SurfSense is a privacy-focused, self-hostable alternative to Google's NotebookLM. No data limits, no file size caps, and 25+ external data source integrations including Google Drive, OneDrive, Dropbox, and Notion.

The interesting feature for teams: AI automations that trigger on document events. A file gets added to a folder, an agent processes it and writes results to Notion or Slack. There's a deliverable studio for generating reports, podcasts, and presentations from your sources.

If your team has been running into NotebookLM's limits or wants to keep research data on your own infrastructure, this fills that gap. License: Apache-2.0.

Bar chart showing weekly GitHub stars for 9 trending AI repos, with headroom at 16,102 and Chatwoot at 2,036

Token optimization is becoming its own category. Headroom and codebase-memory-mcp both attack the same problem from different angles, and both landed in the top 5. When token costs are the bottleneck, tools that reduce tokens get stars.
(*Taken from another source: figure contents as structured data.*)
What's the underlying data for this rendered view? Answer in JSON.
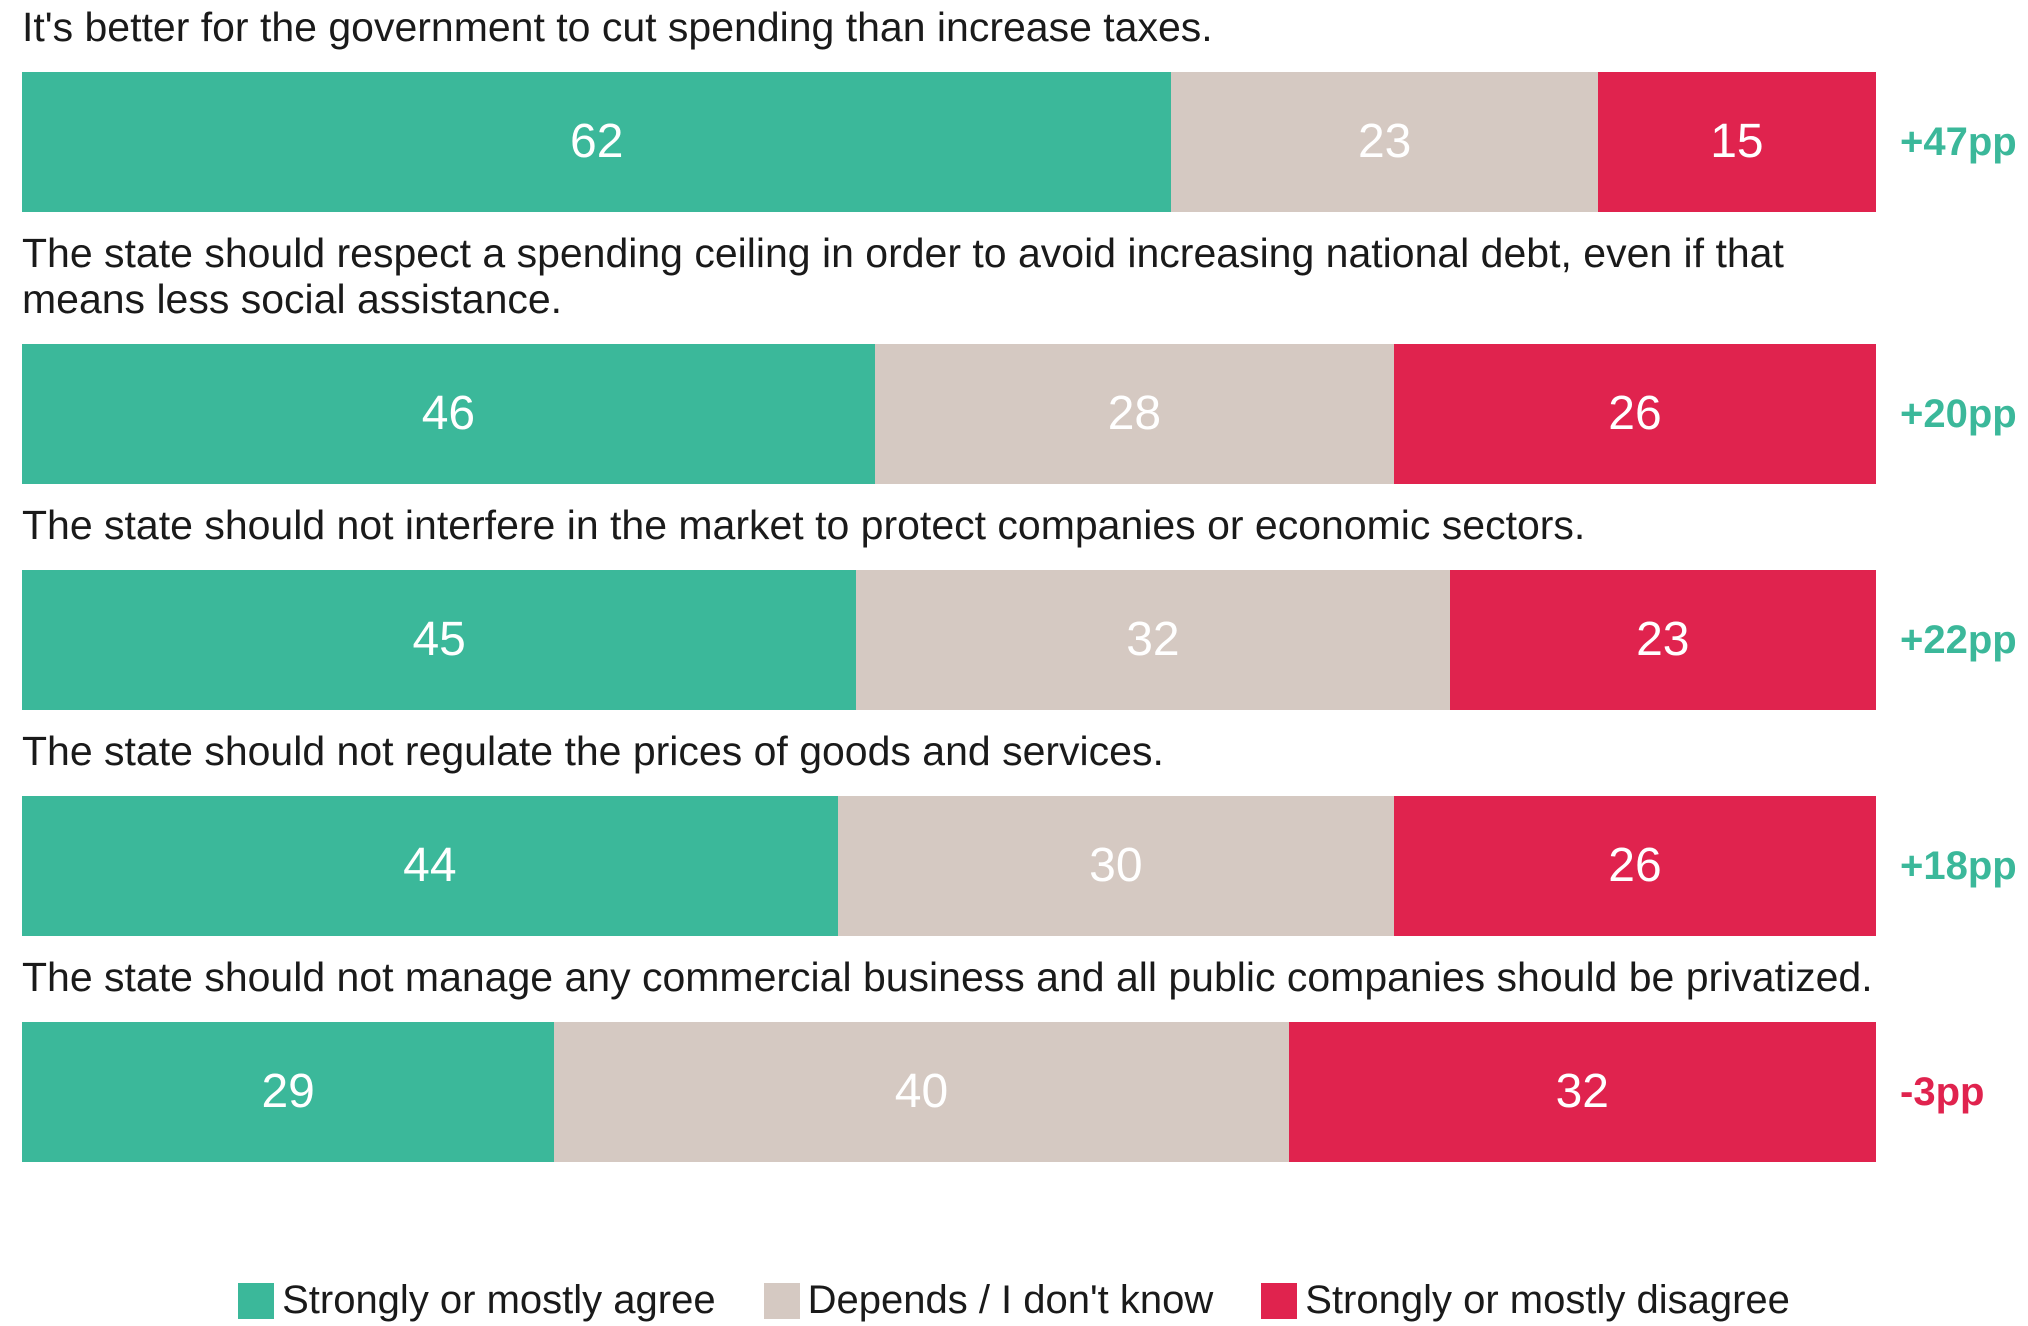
{
  "chart_data": {
    "type": "stacked-bar-horizontal",
    "categories": [
      "It's better for the government to cut spending than increase taxes.",
      "The state should respect a spending ceiling in order to avoid increasing national debt, even if that means less social assistance.",
      "The state should not interfere in the market to protect companies or economic sectors.",
      "The state should not regulate the prices of goods and services.",
      "The state should not manage any commercial business and all public companies should be privatized."
    ],
    "series": [
      {
        "name": "Strongly or mostly agree",
        "color": "#3bb89a",
        "values": [
          62,
          46,
          45,
          44,
          29
        ]
      },
      {
        "name": "Depends / I don't know",
        "color": "#d5c9c2",
        "values": [
          23,
          28,
          32,
          30,
          40
        ]
      },
      {
        "name": "Strongly or mostly disagree",
        "color": "#e0234e",
        "values": [
          15,
          26,
          23,
          26,
          32
        ]
      }
    ],
    "annotations": [
      {
        "text": "+47pp",
        "color": "#3bb89a"
      },
      {
        "text": "+20pp",
        "color": "#3bb89a"
      },
      {
        "text": "+22pp",
        "color": "#3bb89a"
      },
      {
        "text": "+18pp",
        "color": "#3bb89a"
      },
      {
        "text": "-3pp",
        "color": "#e0234e"
      }
    ],
    "legend": "bottom"
  }
}
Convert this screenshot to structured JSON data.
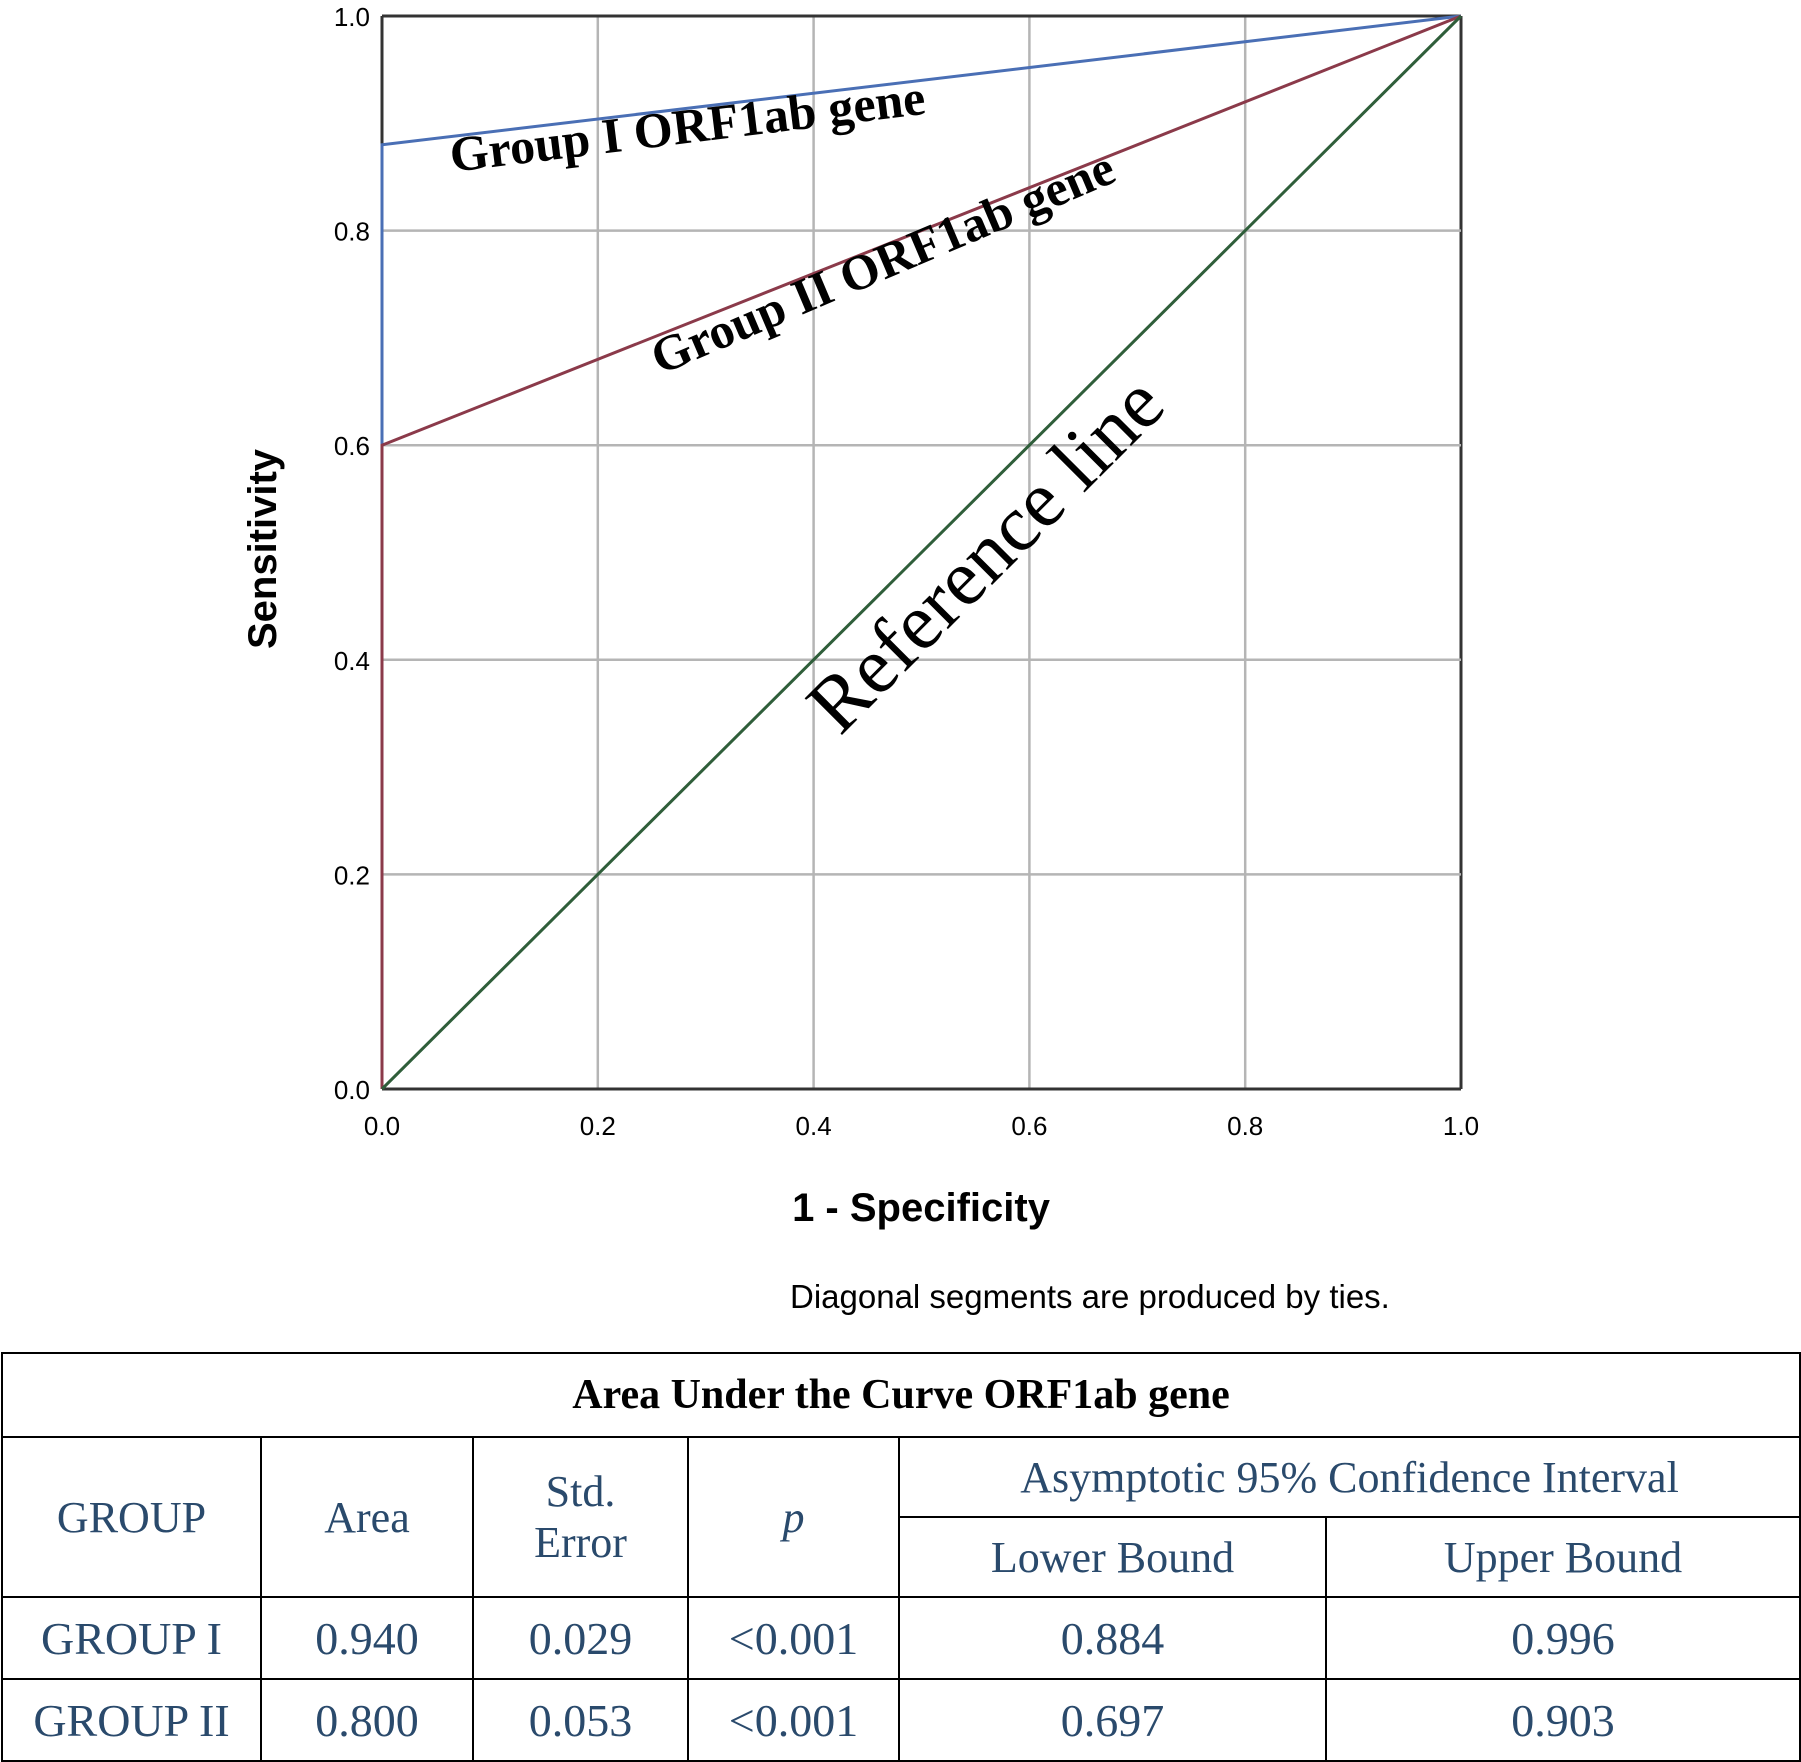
{
  "chart_data": {
    "type": "line",
    "xlabel": "1 - Specificity",
    "ylabel": "Sensitivity",
    "xlim": [
      0,
      1
    ],
    "ylim": [
      0,
      1
    ],
    "x_ticks": [
      "0.0",
      "0.2",
      "0.4",
      "0.6",
      "0.8",
      "1.0"
    ],
    "y_ticks": [
      "0.0",
      "0.2",
      "0.4",
      "0.6",
      "0.8",
      "1.0"
    ],
    "grid": true,
    "note": "Diagonal segments are produced by ties.",
    "series": [
      {
        "name": "Group I ORF1ab gene",
        "color": "#4a6fb5",
        "points": [
          [
            0,
            0
          ],
          [
            0,
            0.88
          ],
          [
            1,
            1
          ]
        ]
      },
      {
        "name": "Group II ORF1ab gene",
        "color": "#8b3a4a",
        "points": [
          [
            0,
            0
          ],
          [
            0,
            0.6
          ],
          [
            1,
            1
          ]
        ]
      },
      {
        "name": "Reference line",
        "color": "#2f5e3a",
        "points": [
          [
            0,
            0
          ],
          [
            1,
            1
          ]
        ]
      }
    ]
  },
  "table": {
    "title": "Area Under the Curve ORF1ab gene",
    "headers": {
      "group": "GROUP",
      "area": "Area",
      "std_error_line1": "Std.",
      "std_error_line2": "Error",
      "p": "p",
      "ci": "Asymptotic 95% Confidence Interval",
      "lower": "Lower Bound",
      "upper": "Upper Bound"
    },
    "rows": [
      {
        "group": "GROUP I",
        "area": "0.940",
        "std_error": "0.029",
        "p": "<0.001",
        "lower": "0.884",
        "upper": "0.996"
      },
      {
        "group": "GROUP II",
        "area": "0.800",
        "std_error": "0.053",
        "p": "<0.001",
        "lower": "0.697",
        "upper": "0.903"
      }
    ]
  }
}
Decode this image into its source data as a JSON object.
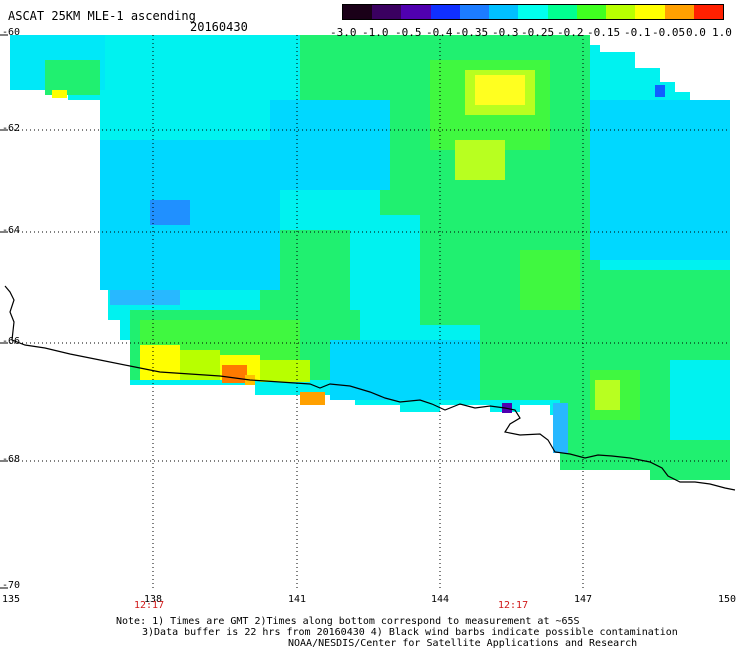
{
  "header": {
    "title": "ASCAT 25KM MLE-1 ascending",
    "date": "20160430"
  },
  "colorbar": {
    "labels": [
      "-3.0",
      "-1.0",
      "-0.5",
      "-0.4",
      "-0.35",
      "-0.3",
      "-0.25",
      "-0.2",
      "-0.15",
      "-0.1",
      "-0.05",
      "0.0",
      "1.0"
    ],
    "colors": [
      "#1a0018",
      "#3a0060",
      "#5000b0",
      "#1030ff",
      "#1c7cff",
      "#00c0ff",
      "#00ffee",
      "#00ff90",
      "#40ff20",
      "#b8ff00",
      "#ffff00",
      "#ffa000",
      "#ff2000"
    ]
  },
  "axes": {
    "lat_labels": [
      "-60",
      "-62",
      "-64",
      "-66",
      "-68",
      "-70"
    ],
    "lon_labels": [
      "135",
      "138",
      "141",
      "144",
      "147",
      "150"
    ]
  },
  "times": {
    "left": "12:17",
    "right": "12:17"
  },
  "notes": {
    "line1": "Note: 1) Times are GMT 2)Times along bottom correspond to measurement at ~65S",
    "line2": "3)Data buffer is 22 hrs from 20160430 4) Black wind barbs indicate possible contamination",
    "line3": "NOAA/NESDIS/Center for Satellite Applications and Research"
  }
}
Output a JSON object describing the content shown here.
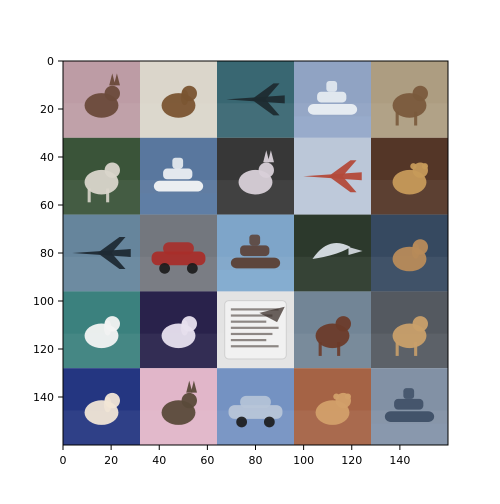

Agent security arrived as infrastructure. NVIDIA shipping a skill scanner means the industry has accepted that agent skills need vetting the same way npm packages do. That was a niche concern six months ago.

And open-source alternatives to commercial SaaS keep gaining ground. Chatwoot competing with Zendesk, Kilo Code competing with Cursor, SurfSense competing with NotebookLM. Same playbook each time: own the data, skip the markup, deploy where you want.